The ideal storage solution for chemicals is in a bunded bulk tank that is external to factory areas and well away from production processes and personnel contact. Other external storage solutions include designated areas that are locked, covered, cool, ventilated and not exposed to the elements.
Internal cleaning chemical stores should be entirely separate from food and packaging stores.
Transfer of chemicals from the storage area to the dosing point can be completed via the use of specialist pumps and stainless steel pipework, use of trolleys or usually, by manual handling.
The most hygienic option is for the storage of chemicals outside the food manufacturing area and the transfer of diluted product directly to the point of use.
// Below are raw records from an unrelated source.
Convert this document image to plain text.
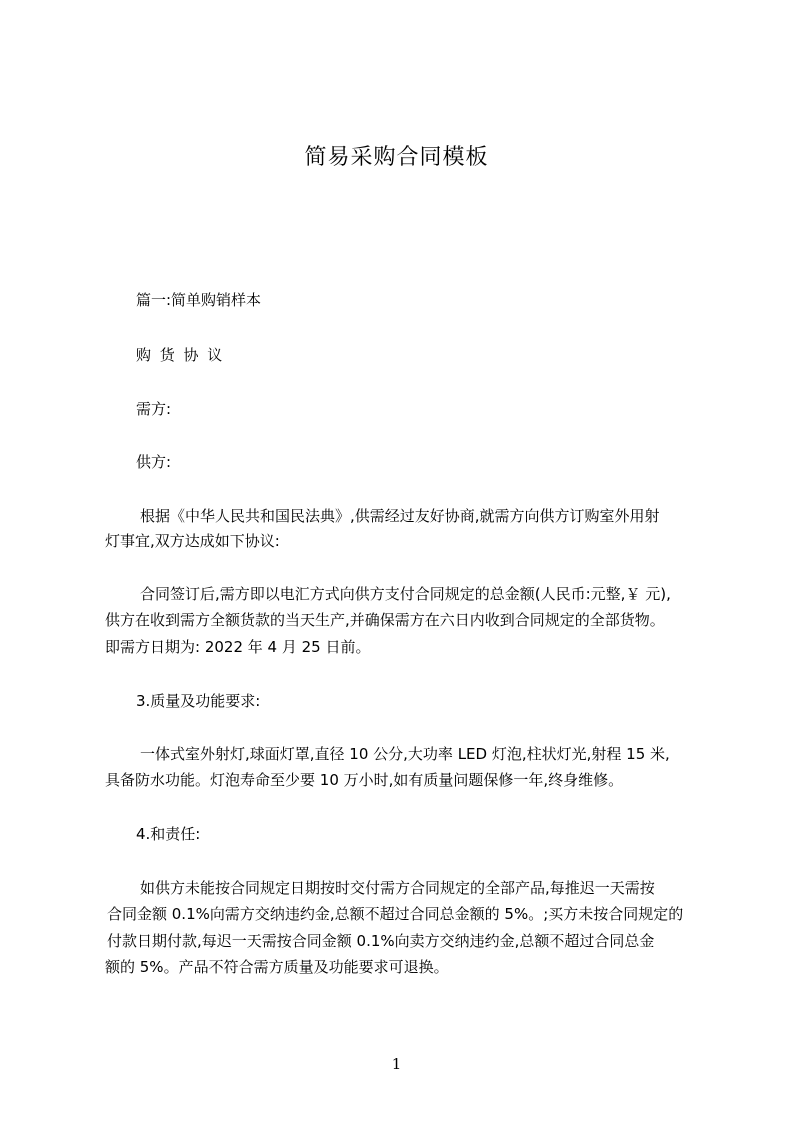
简易采购合同模板
篇一:简单购销样本
购 货 协 议
需方:
供方:
根据《中华人民共和国民法典》,供需经过友好协商,就需方向供方订购室外用射
灯事宜,双方达成如下协议:
合同签订后,需方即以电汇方式向供方支付合同规定的总金额(人民币:元整,￥ 元),
供方在收到需方全额货款的当天生产,并确保需方在六日内收到合同规定的全部货物。
即需方日期为: 2022 年 4 月 25 日前。
3.质量及功能要求:
一体式室外射灯,球面灯罩,直径 10 公分,大功率 LED 灯泡,柱状灯光,射程 15 米,
具备防水功能。灯泡寿命至少要 10 万小时,如有质量问题保修一年,终身维修。
4.和责任:
如供方未能按合同规定日期按时交付需方合同规定的全部产品,每推迟一天需按
合同金额 0.1%向需方交纳违约金,总额不超过合同总金额的 5%。;买方未按合同规定的
付款日期付款,每迟一天需按合同金额 0.1%向卖方交纳违约金,总额不超过合同总金
额的 5%。产品不符合需方质量及功能要求可退换。
1
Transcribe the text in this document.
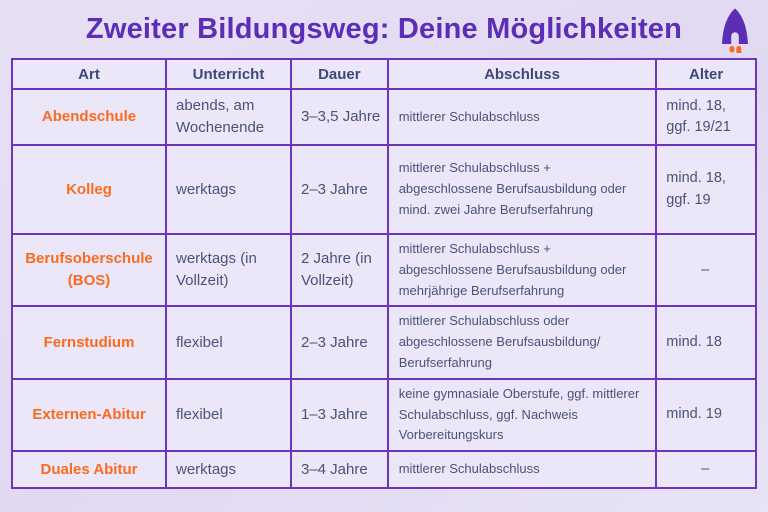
Zweiter Bildungsweg: Deine Möglichkeiten
Art	Unterricht	Dauer	Abschluss	Alter
Abendschule	abends, am Wochenende	3–3,5 Jahre	mittlerer Schulabschluss	mind. 18, ggf. 19/21
Kolleg	werktags	2–3 Jahre	mittlerer Schulabschluss + abgeschlossene Berufsausbildung oder mind. zwei Jahre Berufserfahrung	mind. 18, ggf. 19
Berufsoberschule (BOS)	werktags (in Vollzeit)	2 Jahre (in Vollzeit)	mittlerer Schulabschluss + abgeschlossene Berufsausbildung oder mehrjährige Berufserfahrung	–
Fernstudium	flexibel	2–3 Jahre	mittlerer Schulabschluss oder abgeschlossene Berufsausbildung/ Berufserfahrung	mind. 18
Externen-Abitur	flexibel	1–3 Jahre	keine gymnasiale Oberstufe, ggf. mittlerer Schulabschluss, ggf. Nachweis Vorbereitungskurs	mind. 19
Duales Abitur	werktags	3–4 Jahre	mittlerer Schulabschluss	–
All other options require chemical containers to be taken into food processing areas, and thus require decontamination procedures for the outer surfaces of the container, particularly into high hygiene zones. The handling of only diluted chemicals by the cleaning operatives also has health and safety benefits.
Chemical dosing and chemical application
Effective and accurate dosing of chemicals is vital for ensuring that a cleaning and disinfection process delivers the desired result. The use of reliable dosing equipment helps to ensure that these processes are consistent, chemicals are used safely and effectively and costs are controlled. The concept of hazard analysis and hygienic design is relatively new for cleaning equipment manufacturers to consider.
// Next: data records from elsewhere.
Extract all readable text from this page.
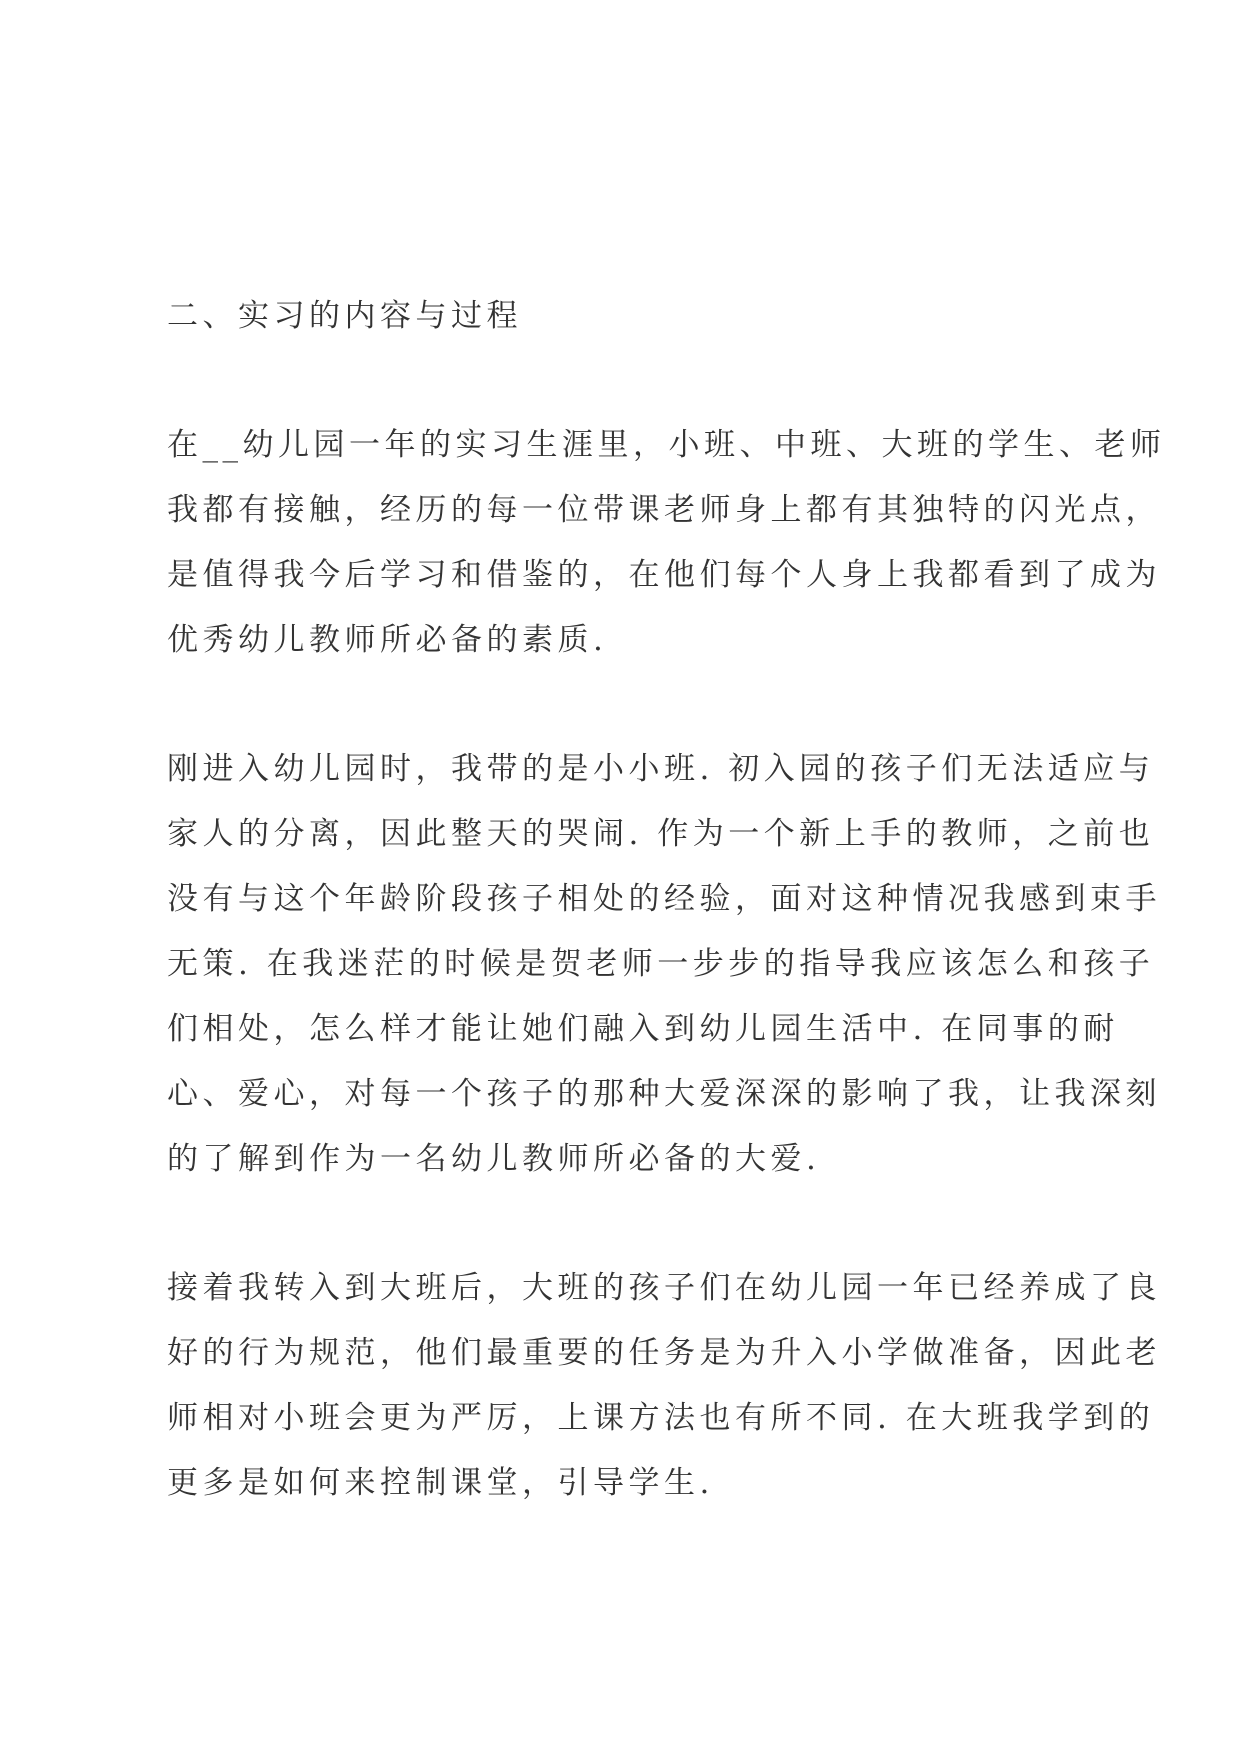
二、实习的内容与过程
在__幼儿园一年的实习生涯里，小班、中班、大班的学生、老师
我都有接触，经历的每一位带课老师身上都有其独特的闪光点，
是值得我今后学习和借鉴的，在他们每个人身上我都看到了成为
优秀幼儿教师所必备的素质.
刚进入幼儿园时，我带的是小小班. 初入园的孩子们无法适应与
家人的分离，因此整天的哭闹. 作为一个新上手的教师，之前也
没有与这个年龄阶段孩子相处的经验，面对这种情况我感到束手
无策. 在我迷茫的时候是贺老师一步步的指导我应该怎么和孩子
们相处，怎么样才能让她们融入到幼儿园生活中. 在同事的耐
心、爱心，对每一个孩子的那种大爱深深的影响了我，让我深刻
的了解到作为一名幼儿教师所必备的大爱.
接着我转入到大班后，大班的孩子们在幼儿园一年已经养成了良
好的行为规范，他们最重要的任务是为升入小学做准备，因此老
师相对小班会更为严厉，上课方法也有所不同. 在大班我学到的
更多是如何来控制课堂，引导学生.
Rinse guns are vital tools as they ensure quick removal of debris and chemical residues from surfaces and can access areas that manual methods cannot.
Whilst still used in the low risk food manufacturing sector, such as in abattoirs, cutting & boning plants and poultry factories the use of high pressure rinse guns in the food industry has been virtually eliminated in high risk / high care food processing sectors in the UK due to the significantly increased risk of cross contamination occurring.
Hose management continues to be a challenge in all food and beverage processing environments. The risk of cross contamination to operative or processing equipment is high. The placing of centralised or decentralised chemical satellite stations and the installation of hose reels, together with the hose length leading from such points, should be carefully chosen to minimise the chance of hoses having to be led over production lines to clean adjacent lines. One of the best options is to not utilise reels, hangers or trollies but after each use store the hoses in a designated container holding a disinfectant solution. This ensures that any microbial contamination is significantly reduced before the next use.